Ans. I agree the Ni dissolution and following ferritization is the main issue in case of 316L but they happen crucially at higher temperature above 500C and long corrosion time over 1000 or 3000 hours even at relatively lower temperature like a 450C, in my understanding. It may be the initial state of the ferritization by Ni depletion. I did not check by AFM or other measurements for nothing filled in the weak contrast, then I changed locally corrosion and/or depletion of Ni from “pit” as following your comments as shown in L17 and whole pages.

Introduction

4. Line 54 and line 56 : Given the very large number of studies that have been carried out, too few references are cited (and not very recent ones).A summary of the main results regarding the corrosion of 316L steel in the presence of liquid LBE would be welcome in this introduction.

Ans. Sentences on L64-68 were added.

Experiments

5. Line 104 : do you know (did you evaluate) the influence of this 10%period immersion in contact of LBE with a important oxygen concentration ?

Ans. I did not evaluate the effects of 10 % period of high C_o. But radiation defects is appeared to enhance the chance of oxidization through mutual diffusion of Fe and Oxygen.

Results

6. Line 136 : do you sure to observe pitting corrosion ? Did you verify that it is not only selective corrosion, for example of the Nickel ? Did you perform analyses of the surface and subsurface composition (by EDX-MEB or by XPS or Tof-SIMS) ?

Ans. I revised as following your correction.

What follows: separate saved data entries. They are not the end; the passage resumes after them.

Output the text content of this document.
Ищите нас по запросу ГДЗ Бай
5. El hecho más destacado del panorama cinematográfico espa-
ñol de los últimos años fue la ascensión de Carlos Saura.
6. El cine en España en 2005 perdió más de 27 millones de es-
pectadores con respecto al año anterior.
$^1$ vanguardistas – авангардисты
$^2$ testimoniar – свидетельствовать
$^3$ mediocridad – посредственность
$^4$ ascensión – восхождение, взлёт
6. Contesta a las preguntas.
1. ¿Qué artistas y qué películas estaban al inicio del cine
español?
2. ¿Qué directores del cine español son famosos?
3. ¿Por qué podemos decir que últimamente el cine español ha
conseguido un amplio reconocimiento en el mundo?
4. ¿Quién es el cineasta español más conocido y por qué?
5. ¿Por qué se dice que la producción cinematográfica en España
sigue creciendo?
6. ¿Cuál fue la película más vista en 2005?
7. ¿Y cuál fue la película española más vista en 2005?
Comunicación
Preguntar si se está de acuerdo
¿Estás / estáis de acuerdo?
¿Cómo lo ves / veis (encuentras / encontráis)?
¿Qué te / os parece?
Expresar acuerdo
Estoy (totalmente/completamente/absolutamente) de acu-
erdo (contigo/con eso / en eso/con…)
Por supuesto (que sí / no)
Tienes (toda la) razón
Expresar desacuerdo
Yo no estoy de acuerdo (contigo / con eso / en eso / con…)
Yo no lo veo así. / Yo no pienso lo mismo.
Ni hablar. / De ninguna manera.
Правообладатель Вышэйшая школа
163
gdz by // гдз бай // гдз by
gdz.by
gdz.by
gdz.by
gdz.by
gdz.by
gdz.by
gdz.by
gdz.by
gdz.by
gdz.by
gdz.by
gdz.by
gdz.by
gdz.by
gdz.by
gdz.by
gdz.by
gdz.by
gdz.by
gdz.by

7. Line 142 : in one case, you detected Pb and Bi : did you sure that it is not due to the procedure to remove the Pb and Bi after corrosion tests ?

Ans. I wrote detailed for removing the surface LBE or not removed.

8. Line 154 : how with a SEM measure a so small thickness of oxyde layer. With a Tof-SIM : yes it is possible but with a SEM….How much do you estimate the measurement error?

Ans, By using our FE-SEM made by Zeiss we can observe by high magnitude as same as TEM, about 30-50k.

9. Lines 155 and 156 and line 163 : do you sure that all the elements of steel could be considered to be dissolved in th LBE. According the reference 13 page 189, with this oxygen concentration and at 450°C, the oxide with chronium could formed. Could you discuss the results but with this data ?

Ans. L225 L238 L284 and L240-243 are added and revised.

10. Figure 4 and figure 5 : Can you put the scale on all the images which would allow you to be sure to consider the correct scale

Ans, I put the scale on all the images.

11. Figure 4 a and c : impossible to observe the selective corrosion

Ans. I revised as shown already.

12. Figure 5 : The EDX-MEB graph is impossible to read

Ans. I revised the graph.

Discussion

13. The observed results are not discussed and compared with the corrosion results of the literature : can you add this comparison and this discussion ?

Ans. I added to result and discussion.

14. The nickel, a key element in the corrosion resistance of the 316L steel in presence of LBE, is ignored by the authors. Why ?

Ans. As following your comments, I totally agree with you and revised whole paper.